Move from a restatement of your thesis to a more broad implication.
Leave Them Thinking
Another strategy you might use is to connect your paper to modern day or offer your audience something to think about. Here’s an example from our expository thesis in the Writing Introductions section:
Maybe President Washington wasn’t a bastion of integrity, but the importance of his role in shaping modern society is undeniable. Modern presidents aren’t perfect either, but they, too, are important indicators of our values and the direction our country is going. You have to wonder, how will history remember them. What will Obama’s or Trump’s cherry tree be?
Call to Action
With argumentative writing, this idea of leaving them thinking is sometimes referred to as the call to action. What should your audience do in light of the information you just shared? Do you want to encourage them to change they way they think? Do you want them to vote? Volunteer? Donate? Exercise? . . . you can also offer a qualifier or concession. In conclusions you can be a little bit more assertive or allow more of your true opinion come through.
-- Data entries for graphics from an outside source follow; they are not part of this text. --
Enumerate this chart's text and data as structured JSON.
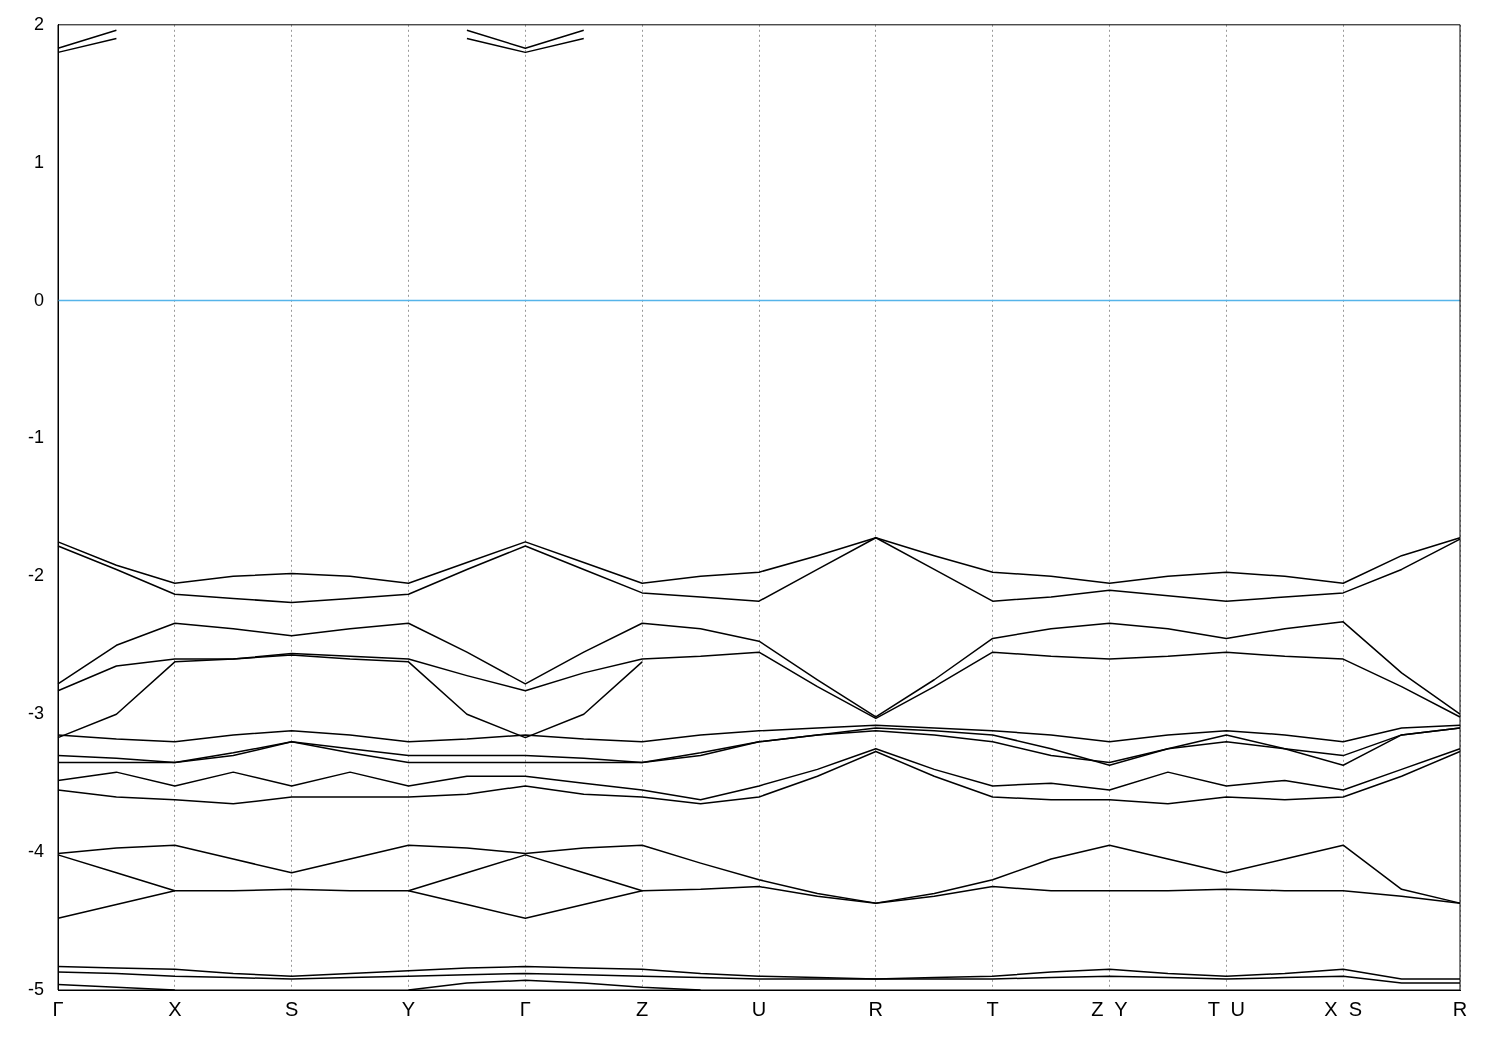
{
  "chart_data": {
    "type": "line",
    "categories": [
      "Γ",
      null,
      "X",
      null,
      "S",
      null,
      "Y",
      null,
      "Γ",
      null,
      "Z",
      null,
      "U",
      null,
      "R",
      null,
      "T",
      null,
      "Z  Y",
      null,
      "T  U",
      null,
      "X  S",
      null,
      "R"
    ],
    "ylim": [
      -5,
      2
    ],
    "yticks": [
      -5,
      -4,
      -3,
      -2,
      -1,
      0,
      1,
      2
    ],
    "grid": "x",
    "ref_lines": [
      {
        "axis": "y",
        "value": 0,
        "color": "#56b4e9"
      }
    ],
    "series": [
      {
        "color": "#000000",
        "values": [
          -1.75,
          -1.92,
          -2.05,
          -2.0,
          -1.98,
          -2.0,
          -2.05,
          -1.9,
          -1.75,
          -1.9,
          -2.05,
          -2.0,
          -1.97,
          -1.85,
          -1.72,
          -1.85,
          -1.97,
          -2.0,
          -2.05,
          -2.0,
          -1.97,
          -2.0,
          -2.05,
          -1.85,
          -1.72
        ]
      },
      {
        "color": "#000000",
        "values": [
          -1.78,
          -1.95,
          -2.13,
          -2.16,
          -2.19,
          -2.16,
          -2.13,
          -1.95,
          -1.78,
          -1.95,
          -2.12,
          -2.15,
          -2.18,
          -1.95,
          -1.72,
          -1.95,
          -2.18,
          -2.15,
          -2.1,
          -2.14,
          -2.18,
          -2.15,
          -2.12,
          -1.95,
          -1.73
        ]
      },
      {
        "color": "#000000",
        "values": [
          -2.78,
          -2.5,
          -2.34,
          -2.38,
          -2.43,
          -2.38,
          -2.34,
          -2.55,
          -2.78,
          -2.55,
          -2.34,
          -2.38,
          -2.47,
          -2.75,
          -3.02,
          -2.75,
          -2.45,
          -2.38,
          -2.34,
          -2.38,
          -2.45,
          -2.38,
          -2.33,
          -2.7,
          -3.0
        ]
      },
      {
        "color": "#000000",
        "values": [
          -2.83,
          -2.65,
          -2.6,
          -2.6,
          -2.56,
          -2.58,
          -2.6,
          -2.72,
          -2.83,
          -2.7,
          -2.6,
          -2.58,
          -2.55,
          -2.8,
          -3.03,
          -2.8,
          -2.55,
          -2.58,
          -2.6,
          -2.58,
          -2.55,
          -2.58,
          -2.6,
          -2.8,
          -3.02
        ]
      },
      {
        "color": "#000000",
        "values": [
          -3.17,
          -3.0,
          -2.62,
          -2.6,
          -2.57,
          -2.6,
          -2.62,
          -3.0,
          -3.17,
          -3.0,
          -2.62,
          null,
          null,
          null,
          null,
          null,
          null,
          null,
          null,
          null,
          null,
          null,
          null,
          null,
          null
        ]
      },
      {
        "color": "#000000",
        "values": [
          -3.15,
          -3.18,
          -3.2,
          -3.15,
          -3.12,
          -3.15,
          -3.2,
          -3.18,
          -3.15,
          -3.18,
          -3.2,
          -3.15,
          -3.12,
          -3.1,
          -3.08,
          -3.1,
          -3.12,
          -3.15,
          -3.2,
          -3.15,
          -3.12,
          -3.15,
          -3.2,
          -3.1,
          -3.08
        ]
      },
      {
        "color": "#000000",
        "values": [
          -3.3,
          -3.32,
          -3.35,
          -3.28,
          -3.2,
          -3.25,
          -3.3,
          -3.3,
          -3.3,
          -3.32,
          -3.35,
          -3.28,
          -3.2,
          -3.15,
          -3.1,
          -3.12,
          -3.15,
          -3.25,
          -3.37,
          -3.25,
          -3.15,
          -3.25,
          -3.37,
          -3.15,
          -3.1
        ]
      },
      {
        "color": "#000000",
        "values": [
          -3.35,
          -3.35,
          -3.35,
          -3.3,
          -3.2,
          -3.28,
          -3.35,
          -3.35,
          -3.35,
          -3.35,
          -3.35,
          -3.3,
          -3.2,
          -3.15,
          -3.12,
          -3.15,
          -3.2,
          -3.3,
          -3.35,
          -3.25,
          -3.2,
          -3.25,
          -3.3,
          -3.15,
          -3.1
        ]
      },
      {
        "color": "#000000",
        "values": [
          -3.48,
          -3.42,
          -3.52,
          -3.42,
          -3.52,
          -3.42,
          -3.52,
          -3.45,
          -3.45,
          -3.5,
          -3.55,
          -3.62,
          -3.52,
          -3.4,
          -3.25,
          -3.4,
          -3.52,
          -3.5,
          -3.55,
          -3.42,
          -3.52,
          -3.48,
          -3.55,
          -3.4,
          -3.25
        ]
      },
      {
        "color": "#000000",
        "values": [
          -3.55,
          -3.6,
          -3.62,
          -3.65,
          -3.6,
          -3.6,
          -3.6,
          -3.58,
          -3.52,
          -3.58,
          -3.6,
          -3.65,
          -3.6,
          -3.45,
          -3.27,
          -3.45,
          -3.6,
          -3.62,
          -3.62,
          -3.65,
          -3.6,
          -3.62,
          -3.6,
          -3.45,
          -3.27
        ]
      },
      {
        "color": "#000000",
        "values": [
          -4.01,
          -3.97,
          -3.95,
          -4.05,
          -4.15,
          -4.05,
          -3.95,
          -3.97,
          -4.01,
          -3.97,
          -3.95,
          -4.08,
          -4.2,
          -4.3,
          -4.37,
          -4.3,
          -4.2,
          -4.05,
          -3.95,
          -4.05,
          -4.15,
          -4.05,
          -3.95,
          -4.27,
          -4.37
        ]
      },
      {
        "color": "#000000",
        "values": [
          -4.02,
          -4.15,
          -4.28,
          -4.28,
          -4.27,
          -4.28,
          -4.28,
          -4.15,
          -4.02,
          -4.15,
          -4.28,
          -4.27,
          -4.25,
          -4.32,
          -4.37,
          -4.32,
          -4.25,
          -4.28,
          -4.28,
          -4.28,
          -4.27,
          -4.28,
          -4.28,
          -4.32,
          -4.37
        ]
      },
      {
        "color": "#000000",
        "values": [
          -4.48,
          -4.38,
          -4.28,
          null,
          null,
          null,
          -4.28,
          -4.38,
          -4.48,
          -4.38,
          -4.28,
          null,
          null,
          null,
          null,
          null,
          null,
          null,
          null,
          null,
          null,
          null,
          null,
          null,
          null
        ]
      },
      {
        "color": "#000000",
        "values": [
          -4.83,
          -4.84,
          -4.85,
          -4.88,
          -4.9,
          -4.88,
          -4.86,
          -4.84,
          -4.83,
          -4.84,
          -4.85,
          -4.88,
          -4.9,
          -4.91,
          -4.92,
          -4.91,
          -4.9,
          -4.87,
          -4.85,
          -4.88,
          -4.9,
          -4.88,
          -4.85,
          -4.92,
          -4.92
        ]
      },
      {
        "color": "#000000",
        "values": [
          -4.87,
          -4.88,
          -4.9,
          -4.91,
          -4.92,
          -4.91,
          -4.9,
          -4.89,
          -4.88,
          -4.89,
          -4.9,
          -4.91,
          -4.92,
          -4.92,
          -4.92,
          -4.92,
          -4.92,
          -4.91,
          -4.9,
          -4.91,
          -4.92,
          -4.91,
          -4.9,
          -4.95,
          -4.95
        ]
      },
      {
        "color": "#000000",
        "values": [
          -4.96,
          -4.98,
          -5.0,
          null,
          null,
          null,
          -5.0,
          -4.95,
          -4.93,
          -4.95,
          -4.98,
          -5.0,
          null,
          null,
          null,
          null,
          null,
          null,
          null,
          null,
          null,
          null,
          null,
          null,
          null
        ]
      },
      {
        "color": "#000000",
        "values": [
          1.8,
          1.9,
          null,
          null,
          null,
          null,
          null,
          1.9,
          1.8,
          1.9,
          null,
          null,
          null,
          null,
          null,
          null,
          null,
          null,
          null,
          null,
          null,
          null,
          null,
          null,
          null
        ]
      },
      {
        "color": "#000000",
        "values": [
          1.83,
          1.96,
          null,
          null,
          null,
          null,
          null,
          1.96,
          1.83,
          1.96,
          null,
          null,
          null,
          null,
          null,
          null,
          null,
          null,
          null,
          null,
          null,
          null,
          null,
          null,
          null
        ]
      }
    ]
  }
}
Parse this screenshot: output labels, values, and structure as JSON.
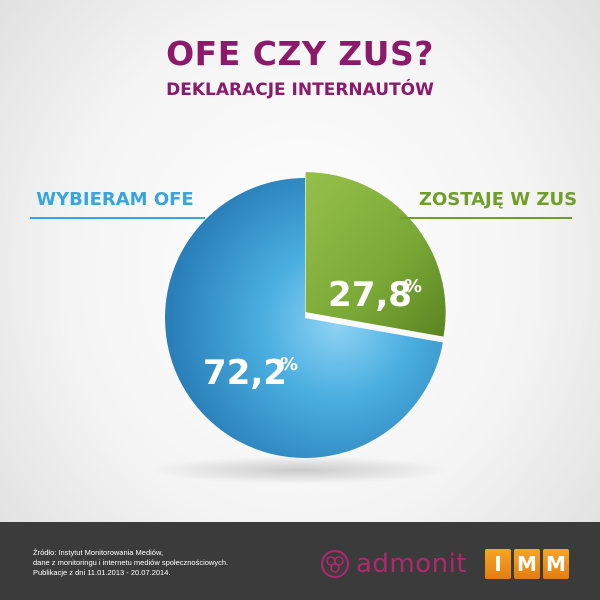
{
  "header": {
    "title": "OFE CZY ZUS?",
    "subtitle": "DEKLARACJE INTERNAUTÓW"
  },
  "chart_data": {
    "type": "pie",
    "title": "OFE CZY ZUS?",
    "subtitle": "DEKLARACJE INTERNAUTÓW",
    "slices": [
      {
        "label": "WYBIERAM OFE",
        "value": 72.2,
        "value_label": "72,2%",
        "color": "#4aa7d8"
      },
      {
        "label": "ZOSTAJĘ W ZUS",
        "value": 27.8,
        "value_label": "27,8%",
        "color": "#7ba83a"
      }
    ]
  },
  "colors": {
    "title": "#8c1a6a",
    "ofe": "#3aa5dc",
    "zus": "#6f9e2a",
    "footer_bg": "#3b3b3b",
    "admonit": "#b0286e",
    "imm": "#f39a1e"
  },
  "footer": {
    "source_lines": [
      "Źródło: Instytut Monitorowania Mediów,",
      "dane z monitoringu i internetu mediów społecznościowych.",
      "Publikacje z dni 11.01.2013 - 20.07.2014."
    ],
    "admonit_logo": "admonit",
    "admonit_icon": "admonit-flower-icon",
    "imm_letters": [
      "I",
      "M",
      "M"
    ]
  }
}
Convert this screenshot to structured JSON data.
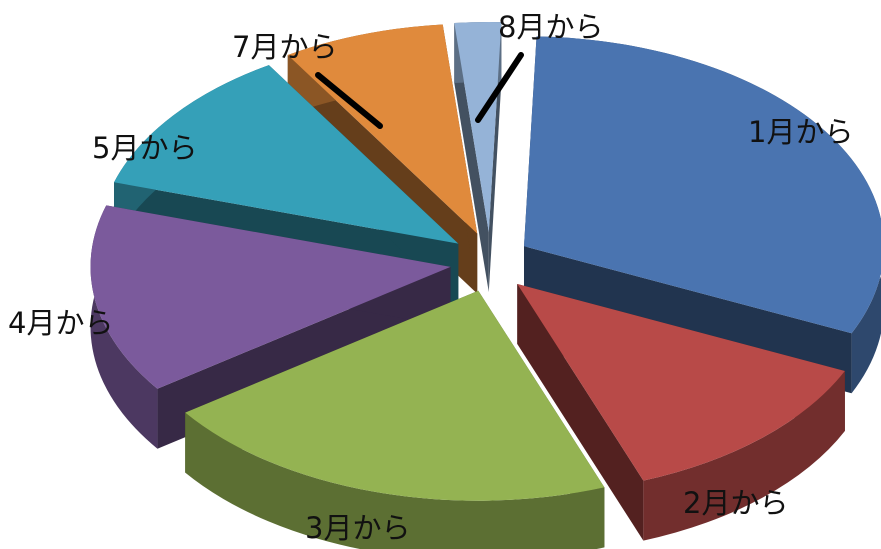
{
  "chart_data": {
    "type": "pie",
    "style": "3d-exploded",
    "title": "",
    "legend": "none",
    "slices": [
      {
        "label": "1月から",
        "value": 30.0,
        "color": "#4a74b0"
      },
      {
        "label": "2月から",
        "value": 12.0,
        "color": "#b84a48"
      },
      {
        "label": "3月から",
        "value": 20.0,
        "color": "#94b352"
      },
      {
        "label": "4月から",
        "value": 14.0,
        "color": "#7b5a9c"
      },
      {
        "label": "5月から",
        "value": 11.0,
        "color": "#35a0b8"
      },
      {
        "label": "7月から",
        "value": 7.0,
        "color": "#e08a3c"
      },
      {
        "label": "8月から",
        "value": 2.0,
        "color": "#95b3d7"
      }
    ]
  }
}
Here’s an example paired with our argumentative thesis in the Writing Introductions section:
The next time you see your kids playing video games, ask yourself: what are they really doing? Are they following a narrative and mission statement? Are they working with others to solve a problem? Are they spending multiple hours on a screen to complete a task? Does that sound like someone who is going nowhere or does that sound like someone getting prepared for the modern workplace? Those “Good habits formed at youth [may] make all the difference” (Aristotle). Just like at work, however, balance is important and you might have to kick them off from time to time and get them to do other things for their own benefit, but don’t demonize the entire gaming experience or feed the negative stereotypes.
In science writing the conclusion offers the implications or possible applications of the research, next steps for future research, and further questions that still need to be answered or that the research brought up. The same concept applies to most writing: what are the implications and next steps for this information you just shared?
Drop the Mic:
Try not to overthink your conclusions. You ever type a way-too-long text message, but, hey, you typed it so you might as well send it? Or go to leave a voice mail and then leave a ridiculously long message because you were rambling and if you stopped now that would be abrupt and awkward, so, um, yeah, call me, I guess, if you get a chance, you know, when you get this, or whatever? Yeah, don’t do that. With conclusions, less is more. Make your point, drop the mic, and get out.